ADRIAN SARGEANT, professor of marketing at Henley Management College

The public, we are often told, are increasingly worried that a large proportion of their donations to charity will be "wasted

on fundraising and administration.

In reality, much of this criticism has been whipped up by a scandal-hungry media and a plethora of ill-informed voices that don't understand how fund-raising works.

Distinguishing cause from effect is obviously tricky. Research at Henley Management College suggests that the public feel they should be concerned about fundraising because the press has told them that they should be - rather than the press responding to public concerns.

The upshot of all this nonsense is that a large proportion of givers now believe that charities spend too much on fundraising and only around 65 per cent of their gift will actually be applied to the cause. But while donors believe this could and should be improved, in reality, we are as a sector much better already.

There is an urgent need to educate people about the reality of fundraising, and to find an easy-to-understand vehicle for explaining costs. Sadly, the majority of recent studies have either been of the "name and shame

variety or they have produced simple ratios comparing organisations with little or no information provided about what drives these results.

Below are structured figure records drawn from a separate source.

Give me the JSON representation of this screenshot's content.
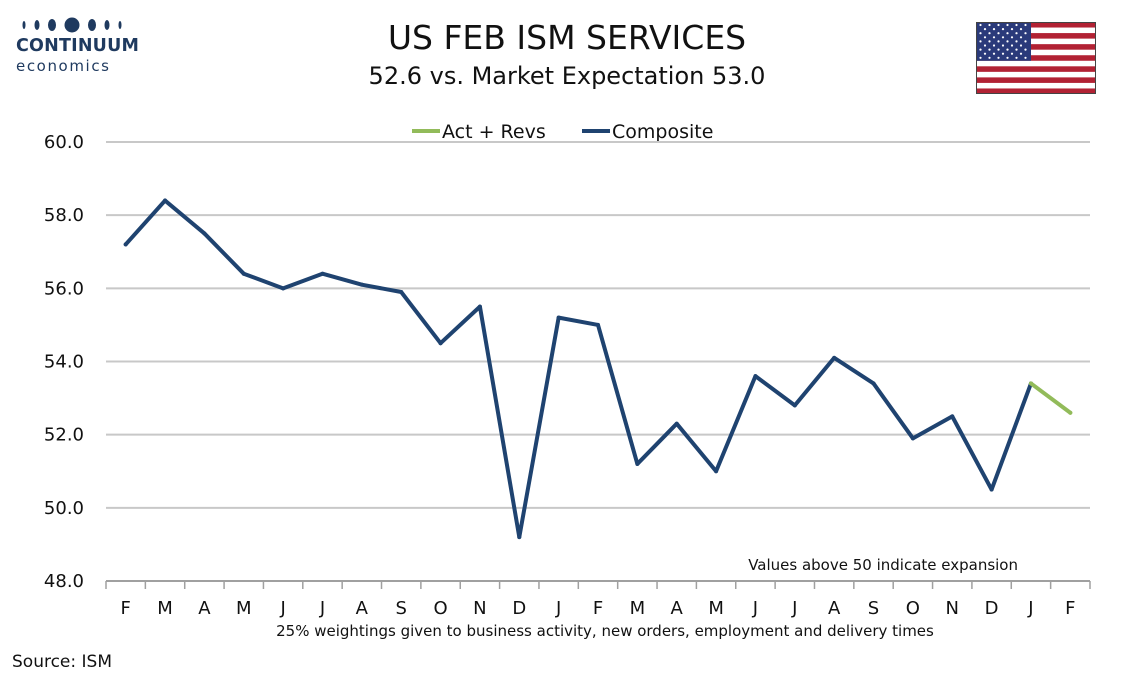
{
  "logo": {
    "name": "CONTINUUM",
    "sub": "economics"
  },
  "header": {
    "title": "US FEB ISM SERVICES",
    "subtitle": "52.6 vs. Market Expectation 53.0"
  },
  "flag": "us-flag",
  "source": "Source: ISM",
  "colors": {
    "composite": "#1f4370",
    "act_revs": "#92bb5a",
    "grid": "#c8c8c8"
  },
  "chart_data": {
    "type": "line",
    "categories": [
      "F",
      "M",
      "A",
      "M",
      "J",
      "J",
      "A",
      "S",
      "O",
      "N",
      "D",
      "J",
      "F",
      "M",
      "A",
      "M",
      "J",
      "J",
      "A",
      "S",
      "O",
      "N",
      "D",
      "J",
      "F"
    ],
    "ylim": [
      48.0,
      60.0
    ],
    "yticks": [
      "60.0",
      "58.0",
      "56.0",
      "54.0",
      "52.0",
      "50.0",
      "48.0"
    ],
    "grid": true,
    "legend_position": "top-center",
    "series": [
      {
        "name": "Act + Revs",
        "color": "#92bb5a",
        "values": [
          null,
          null,
          null,
          null,
          null,
          null,
          null,
          null,
          null,
          null,
          null,
          null,
          null,
          null,
          null,
          null,
          null,
          null,
          null,
          null,
          null,
          null,
          null,
          53.4,
          52.6
        ]
      },
      {
        "name": "Composite",
        "color": "#1f4370",
        "values": [
          57.2,
          58.4,
          57.5,
          56.4,
          56.0,
          56.4,
          56.1,
          55.9,
          54.5,
          55.5,
          49.2,
          55.2,
          55.0,
          51.2,
          52.3,
          51.0,
          53.6,
          52.8,
          54.1,
          53.4,
          51.9,
          52.5,
          50.5,
          53.4,
          null
        ]
      }
    ],
    "annotation": "Values above 50 indicate expansion",
    "footnote": "25% weightings given to business activity, new orders, employment and delivery times"
  }
}
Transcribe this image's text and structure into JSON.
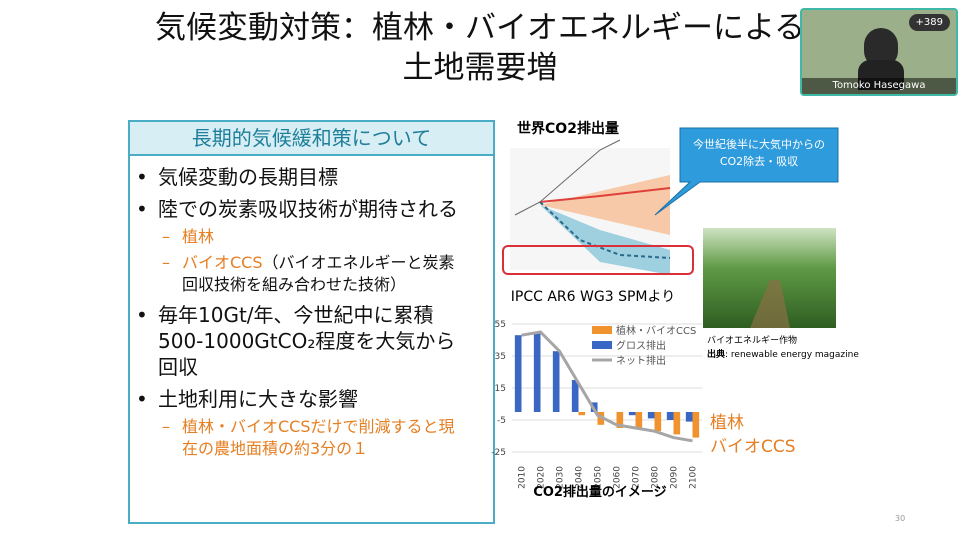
{
  "slide": {
    "title": "気候変動対策：植林・バイオエネルギーによる",
    "title_line2": "土地需要増",
    "page": "30",
    "box": {
      "header": "長期的気候緩和策について",
      "items": [
        {
          "level": 1,
          "text": "気候変動の長期目標"
        },
        {
          "level": 1,
          "text": "陸での炭素吸収技術が期待される"
        },
        {
          "level": 2,
          "text": "植林"
        },
        {
          "level": 2,
          "text": "バイオCCS",
          "note": "（バイオエネルギーと炭素回収技術を組み合わせた技術）"
        },
        {
          "level": 1,
          "text": "毎年10Gt/年、今世紀中に累積500-1000GtCO₂程度を大気から回収"
        },
        {
          "level": 1,
          "text": "土地利用に大きな影響"
        },
        {
          "level": 2,
          "text": "植林・バイオCCSだけで削減すると現在の農地面積の約3分の１"
        }
      ]
    },
    "ipcc": {
      "title": "世界CO2排出量",
      "caption": "IPCC AR6 WG3 SPMより",
      "callout": "今世紀後半に大気中からのCO2除去・吸収"
    },
    "photo": {
      "caption": "バイオエネルギー作物",
      "source_label": "出典",
      "source": ": renewable energy magazine"
    },
    "side_labels": [
      "植林",
      "バイオCCS"
    ]
  },
  "chart_data": {
    "type": "bar",
    "caption": "CO2排出量のイメージ",
    "categories": [
      "2010",
      "2020",
      "2030",
      "2040",
      "2050",
      "2060",
      "2070",
      "2080",
      "2090",
      "2100"
    ],
    "series": [
      {
        "name": "植林・バイオCCS",
        "color": "#f0922e",
        "values": [
          0,
          0,
          0,
          -2,
          -8,
          -10,
          -10,
          -12,
          -14,
          -16
        ]
      },
      {
        "name": "グロス排出",
        "color": "#3a66c4",
        "values": [
          48,
          50,
          38,
          20,
          6,
          0,
          -2,
          -4,
          -5,
          -6
        ]
      },
      {
        "name": "ネット排出",
        "color": "#a6a6a6",
        "type": "line",
        "values": [
          48,
          50,
          38,
          18,
          -2,
          -8,
          -10,
          -12,
          -16,
          -18
        ]
      }
    ],
    "ylim": [
      -30,
      60
    ],
    "yticks": [
      55,
      35,
      15,
      -5,
      -25
    ]
  },
  "video": {
    "name": "Tomoko Hasegawa",
    "count": "+389"
  }
}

It is time to hit back and to provide better quality information to donors, not just about fundraising costs but also other aspects of voluntary-sector performance. There are already various initiatives, led by bodies such as the Institute of Fundraising, the Charity Finance Directors' Group and the National Council for Voluntary Organisations. The sector needs to provide this information, but it also needs to stop being defensive and to actively promote what it does.

This is simply the difference between apologising to a donor for having spent 10p of their £1 donation on fundraising and saying to them instead: "We spent 90p of your gift helping starving children and guess what - with the remaining 10p we went out and got another £1.

Two sides of the same coin, but a world of difference in terms of how we promote and build confidence in what we do.